Soybeans at a University of Arkansas experiment station and at two fields operated by Bayer Crop Science are the focus among the latest complaints of dicamba damage.

Bayer, which this year opened a $6 million soybean breeding and research center in Marion in Crittenden County, filed two complaints June 26, alleging damage to soybean fields near Marion and at Etowah in Mississippi County. The complaint report didn't specify how much acreage was damaged or identify a farmer or herbicide applicator who may have sprayed the herbicide.

Ryan Sullivan, Bayer's farm manager who filed the complaint, declined to comment earlier this week.

On June 23, officials at the Lon Mann Cotton Research Station at Marianna reported damage to soybeans along Arkansas 1 in Lee County. The research station is operated by the University of Arkansas System's Division of Agriculture. Another UA soybean test plot, at Keiser in Mississippi County, was damaged in June, resulting in about 100 acres of beans being plowed up and replanted.

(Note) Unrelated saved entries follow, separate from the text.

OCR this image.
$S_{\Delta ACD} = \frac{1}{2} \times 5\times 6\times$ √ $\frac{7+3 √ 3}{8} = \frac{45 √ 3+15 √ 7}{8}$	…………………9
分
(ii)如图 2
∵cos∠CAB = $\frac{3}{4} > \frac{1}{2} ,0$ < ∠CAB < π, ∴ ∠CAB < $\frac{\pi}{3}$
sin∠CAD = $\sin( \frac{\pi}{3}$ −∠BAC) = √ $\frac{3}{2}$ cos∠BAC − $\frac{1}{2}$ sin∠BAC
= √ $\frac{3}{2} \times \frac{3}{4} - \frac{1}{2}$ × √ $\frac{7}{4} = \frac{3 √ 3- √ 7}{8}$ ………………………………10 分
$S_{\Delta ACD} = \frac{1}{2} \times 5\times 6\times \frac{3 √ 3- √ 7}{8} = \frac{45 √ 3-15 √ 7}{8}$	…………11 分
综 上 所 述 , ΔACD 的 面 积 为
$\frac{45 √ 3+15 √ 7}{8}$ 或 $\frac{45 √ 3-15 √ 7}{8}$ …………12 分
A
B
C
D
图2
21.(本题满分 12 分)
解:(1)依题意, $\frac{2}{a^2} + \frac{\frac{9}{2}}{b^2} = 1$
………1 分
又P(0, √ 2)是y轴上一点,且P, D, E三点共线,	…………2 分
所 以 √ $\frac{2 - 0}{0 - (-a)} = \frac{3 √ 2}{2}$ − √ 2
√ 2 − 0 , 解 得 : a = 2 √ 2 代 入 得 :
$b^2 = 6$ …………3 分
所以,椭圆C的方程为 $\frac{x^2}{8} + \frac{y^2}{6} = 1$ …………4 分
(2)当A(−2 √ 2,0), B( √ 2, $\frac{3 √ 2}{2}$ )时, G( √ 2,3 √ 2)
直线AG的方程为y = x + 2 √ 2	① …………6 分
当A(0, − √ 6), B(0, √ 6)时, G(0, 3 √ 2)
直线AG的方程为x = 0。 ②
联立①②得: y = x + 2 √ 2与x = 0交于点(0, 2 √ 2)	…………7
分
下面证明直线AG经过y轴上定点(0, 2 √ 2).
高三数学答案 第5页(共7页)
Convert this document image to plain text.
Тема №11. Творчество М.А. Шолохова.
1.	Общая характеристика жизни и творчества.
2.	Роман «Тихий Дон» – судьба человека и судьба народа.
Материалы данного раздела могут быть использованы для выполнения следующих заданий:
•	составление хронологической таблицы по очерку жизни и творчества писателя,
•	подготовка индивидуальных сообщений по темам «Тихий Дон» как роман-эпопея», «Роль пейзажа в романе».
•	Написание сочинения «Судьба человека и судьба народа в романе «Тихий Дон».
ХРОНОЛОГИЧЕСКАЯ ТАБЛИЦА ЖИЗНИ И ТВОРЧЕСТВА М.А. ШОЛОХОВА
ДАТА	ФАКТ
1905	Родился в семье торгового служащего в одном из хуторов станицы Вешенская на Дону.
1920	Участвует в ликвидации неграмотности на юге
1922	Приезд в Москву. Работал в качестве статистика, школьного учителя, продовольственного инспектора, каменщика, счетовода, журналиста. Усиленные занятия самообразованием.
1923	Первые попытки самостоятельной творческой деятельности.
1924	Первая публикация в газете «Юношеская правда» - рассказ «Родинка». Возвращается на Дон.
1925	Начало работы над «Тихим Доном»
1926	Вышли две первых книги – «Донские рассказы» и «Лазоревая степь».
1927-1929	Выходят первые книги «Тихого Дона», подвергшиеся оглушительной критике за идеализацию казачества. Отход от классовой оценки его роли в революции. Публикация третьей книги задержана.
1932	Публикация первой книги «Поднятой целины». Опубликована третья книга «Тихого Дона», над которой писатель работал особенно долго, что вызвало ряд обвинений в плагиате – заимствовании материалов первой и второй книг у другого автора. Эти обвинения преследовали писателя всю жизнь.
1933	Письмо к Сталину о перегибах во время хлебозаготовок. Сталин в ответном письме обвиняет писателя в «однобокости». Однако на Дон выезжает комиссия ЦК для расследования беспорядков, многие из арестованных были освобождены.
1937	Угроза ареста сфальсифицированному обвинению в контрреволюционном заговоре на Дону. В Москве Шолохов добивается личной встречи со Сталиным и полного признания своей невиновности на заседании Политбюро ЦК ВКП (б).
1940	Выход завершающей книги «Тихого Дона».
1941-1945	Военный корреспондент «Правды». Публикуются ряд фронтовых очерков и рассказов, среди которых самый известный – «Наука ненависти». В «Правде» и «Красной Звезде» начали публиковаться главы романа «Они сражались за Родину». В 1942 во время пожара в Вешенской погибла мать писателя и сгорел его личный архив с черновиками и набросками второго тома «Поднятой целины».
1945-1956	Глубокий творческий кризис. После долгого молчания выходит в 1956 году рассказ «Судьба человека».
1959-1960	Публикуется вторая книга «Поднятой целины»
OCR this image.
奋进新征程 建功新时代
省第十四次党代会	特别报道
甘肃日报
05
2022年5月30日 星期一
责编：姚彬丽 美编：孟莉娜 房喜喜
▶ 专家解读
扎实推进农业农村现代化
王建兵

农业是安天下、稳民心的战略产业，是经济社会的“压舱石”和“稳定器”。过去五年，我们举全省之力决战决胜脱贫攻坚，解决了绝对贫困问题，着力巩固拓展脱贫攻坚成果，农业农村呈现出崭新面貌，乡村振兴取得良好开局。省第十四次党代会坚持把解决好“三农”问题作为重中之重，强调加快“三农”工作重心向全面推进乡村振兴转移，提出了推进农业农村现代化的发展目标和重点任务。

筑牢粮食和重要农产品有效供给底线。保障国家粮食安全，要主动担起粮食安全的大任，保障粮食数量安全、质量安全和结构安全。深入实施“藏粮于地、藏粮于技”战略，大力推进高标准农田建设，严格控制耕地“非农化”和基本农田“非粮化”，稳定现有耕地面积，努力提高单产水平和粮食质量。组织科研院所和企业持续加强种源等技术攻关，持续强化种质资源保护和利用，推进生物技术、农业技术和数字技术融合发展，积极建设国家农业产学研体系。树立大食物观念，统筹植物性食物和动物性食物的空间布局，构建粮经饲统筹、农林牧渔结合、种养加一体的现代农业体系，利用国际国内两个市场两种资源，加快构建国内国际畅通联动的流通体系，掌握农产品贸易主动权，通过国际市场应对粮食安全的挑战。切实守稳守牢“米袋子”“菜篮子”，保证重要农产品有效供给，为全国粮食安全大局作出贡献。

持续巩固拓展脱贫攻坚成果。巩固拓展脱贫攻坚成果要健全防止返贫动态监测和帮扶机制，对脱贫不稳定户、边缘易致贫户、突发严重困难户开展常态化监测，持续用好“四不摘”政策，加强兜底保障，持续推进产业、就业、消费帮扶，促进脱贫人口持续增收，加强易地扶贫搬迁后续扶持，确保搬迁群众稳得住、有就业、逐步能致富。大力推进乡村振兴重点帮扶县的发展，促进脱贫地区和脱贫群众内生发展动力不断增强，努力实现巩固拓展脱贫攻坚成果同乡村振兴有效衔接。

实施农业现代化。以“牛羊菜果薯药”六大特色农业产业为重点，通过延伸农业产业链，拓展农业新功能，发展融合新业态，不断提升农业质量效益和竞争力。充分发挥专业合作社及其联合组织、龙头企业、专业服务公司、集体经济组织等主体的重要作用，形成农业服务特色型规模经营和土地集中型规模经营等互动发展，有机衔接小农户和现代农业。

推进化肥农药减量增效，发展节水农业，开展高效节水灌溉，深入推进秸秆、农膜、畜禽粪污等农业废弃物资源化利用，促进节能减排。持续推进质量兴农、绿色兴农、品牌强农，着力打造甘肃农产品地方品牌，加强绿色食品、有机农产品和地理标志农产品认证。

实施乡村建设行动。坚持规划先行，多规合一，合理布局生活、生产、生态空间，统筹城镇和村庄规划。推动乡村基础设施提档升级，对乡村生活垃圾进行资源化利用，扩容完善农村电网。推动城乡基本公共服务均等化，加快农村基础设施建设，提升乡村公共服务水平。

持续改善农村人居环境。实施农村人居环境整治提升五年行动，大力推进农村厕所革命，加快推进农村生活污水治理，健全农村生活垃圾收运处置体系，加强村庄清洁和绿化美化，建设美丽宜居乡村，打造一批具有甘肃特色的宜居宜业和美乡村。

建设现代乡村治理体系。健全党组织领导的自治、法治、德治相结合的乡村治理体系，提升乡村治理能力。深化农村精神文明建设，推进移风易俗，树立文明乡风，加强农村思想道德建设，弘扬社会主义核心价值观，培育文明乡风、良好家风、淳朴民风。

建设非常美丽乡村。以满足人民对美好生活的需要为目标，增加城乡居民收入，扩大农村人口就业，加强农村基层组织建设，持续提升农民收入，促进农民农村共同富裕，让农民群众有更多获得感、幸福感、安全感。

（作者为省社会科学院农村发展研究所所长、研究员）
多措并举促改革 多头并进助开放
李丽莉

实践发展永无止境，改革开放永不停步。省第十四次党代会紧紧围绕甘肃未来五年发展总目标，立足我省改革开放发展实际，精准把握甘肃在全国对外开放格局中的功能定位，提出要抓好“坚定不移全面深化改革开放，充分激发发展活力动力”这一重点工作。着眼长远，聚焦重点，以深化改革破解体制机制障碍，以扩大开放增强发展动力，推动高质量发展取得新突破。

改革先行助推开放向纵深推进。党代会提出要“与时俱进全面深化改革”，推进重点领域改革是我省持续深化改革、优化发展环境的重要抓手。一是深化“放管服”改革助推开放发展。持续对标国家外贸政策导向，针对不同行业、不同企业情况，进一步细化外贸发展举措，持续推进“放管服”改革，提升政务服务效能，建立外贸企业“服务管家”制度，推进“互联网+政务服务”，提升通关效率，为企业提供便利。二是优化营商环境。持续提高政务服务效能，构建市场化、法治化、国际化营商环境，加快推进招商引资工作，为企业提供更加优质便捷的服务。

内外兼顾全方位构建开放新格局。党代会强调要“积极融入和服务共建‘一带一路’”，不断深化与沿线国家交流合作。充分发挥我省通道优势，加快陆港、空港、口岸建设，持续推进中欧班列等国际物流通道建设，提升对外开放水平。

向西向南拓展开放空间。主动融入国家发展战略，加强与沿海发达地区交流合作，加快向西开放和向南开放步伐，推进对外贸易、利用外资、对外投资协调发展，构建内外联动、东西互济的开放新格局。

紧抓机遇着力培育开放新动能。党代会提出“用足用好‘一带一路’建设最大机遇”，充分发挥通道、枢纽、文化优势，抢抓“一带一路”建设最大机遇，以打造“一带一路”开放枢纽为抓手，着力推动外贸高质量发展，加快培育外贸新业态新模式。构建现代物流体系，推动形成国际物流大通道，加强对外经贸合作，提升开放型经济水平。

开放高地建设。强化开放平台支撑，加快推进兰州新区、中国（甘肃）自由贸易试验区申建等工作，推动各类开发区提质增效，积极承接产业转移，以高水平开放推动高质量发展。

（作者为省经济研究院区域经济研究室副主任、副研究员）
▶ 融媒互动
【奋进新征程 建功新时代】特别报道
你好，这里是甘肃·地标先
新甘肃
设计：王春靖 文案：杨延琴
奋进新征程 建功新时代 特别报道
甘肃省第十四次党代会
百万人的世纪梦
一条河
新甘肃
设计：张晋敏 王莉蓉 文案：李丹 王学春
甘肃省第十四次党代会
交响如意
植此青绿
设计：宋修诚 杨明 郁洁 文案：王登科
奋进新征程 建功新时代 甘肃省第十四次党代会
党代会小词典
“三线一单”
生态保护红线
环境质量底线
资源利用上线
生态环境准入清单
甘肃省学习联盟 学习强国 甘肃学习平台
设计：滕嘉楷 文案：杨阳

"Most of the soybeans show symptoms of dicamba damage to varying degrees," Claude Kennedy, the resident director of the Marianna research station, said.

"This is my first experience with it," Kennedy said of the herbicide. "The beans got hit in the early growth stages. Some say there's a chance of it growing out of the damage. But if dicamba hits during the blooming stages, a loss in yield will be much worse."

Cotton at the research farm, so far, is unscathed, he said.

In Missouri, where farmers filed more than 120 complaints a year ago, Agriculture Department officials have reported 123 dicamba-related complaints this year. After accepting complaints last year by telephone, Missouri officials now require formal complaints to be filed on paper. Arkansas officials accept complaints by telephone.

On Friday, Missouri banned the sale and use of dicamba.

Agriculture officials in Mississippi and Tennessee also have reported an increase in complaints as farmers get deeper into spraying schedules.